その典型的な例は、乳がん治療における自家骨髄移植です。1990年代初頭、いくつかの小規模で無作為な研究により、乳がん患者に高用量化学療法と、毒性のある治療への耐性を高めるための骨髄移植を併用することで、延命効果が得られる可能性が示唆されました。大量の化学療法でがんを根絶すれば、より効果的にがんを根絶できるという理にかなっており、この治療法は瞬く間に数万人の女性にとって標準治療となりました。2000年にランダム化臨床試験の結果がようやく発表された際には、これらの治療法は延命効果をもたらさず、むしろ毒性と副作用が増すことが明らかになりました。（また、この治療法を支持する初期の研究の一部が不正であったことも最終的に明らかになりました。）

これは何度も繰り返されてきた話だ。「医学の歴史は、ある治療法が地域社会で一度定着すると、それを覆すような否定的な証拠を受け入れるのは非常に難しいことを教えてくれます」と、この問題について一冊の本を執筆したオレゴン健康科学大学の血液学者、ヴィナイ・プラサド氏は言う。

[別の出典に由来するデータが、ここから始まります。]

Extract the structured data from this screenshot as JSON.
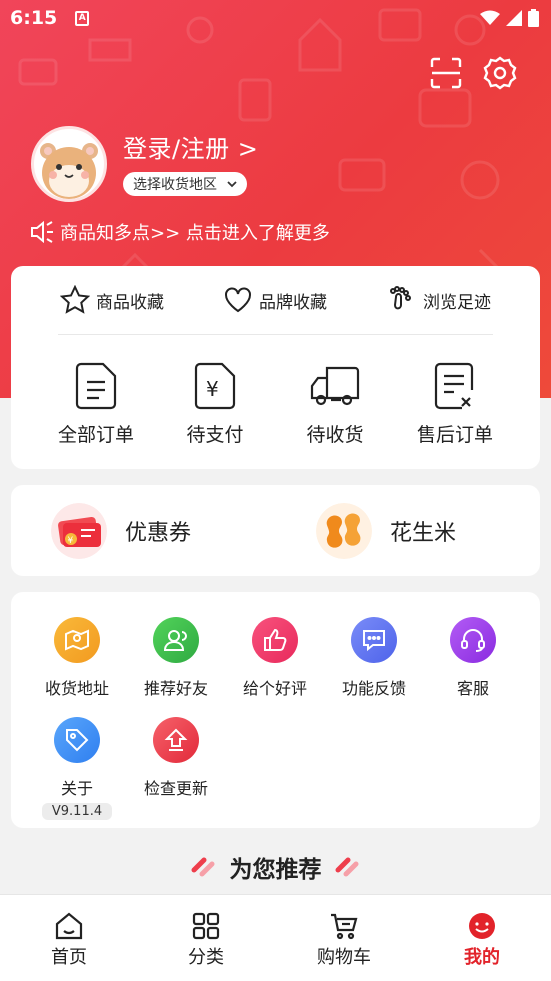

こうした手抜きの危険性は、新型コロナウイルス感染症（COVID-19）の潜在的な治療法開発だけにとどまらない。診断ツールも、通常の科学的プロセスを急いで進められている。食品医薬品局（FDA）は、通常の検証と承認を経ずに新型コロナウイルス感染症（COVID-19）の抗体検査を販売することを許可する特別ガイドラインを制定した。これにより、検査の購入者が期待通りの性能を発揮せず、臨床的または公衆衛生上の判断の根拠として十分な信頼性を示さない結果が出る可能性があることに気づき、全国で問題が生じている。たとえ97%の精度が実証されている抗体検査（現在利用可能な検査の多くはこの基準を満たしていない）であっても、罹患率が3%の集団に実施すれば、悲惨な結果となるだろう。そのような状況下では、陽性結果の半分以上が誤ったものとなるだろう。 「スピードのために品質を犠牲にしてしまった。結局、人命がかかっているのだから、スピードよりも安全を優先しなければならない」とミネソタ大学の感染症研究者マイケル・T・オスターホルム氏は今週初め、ニューヨーク・タイムズ紙に語った。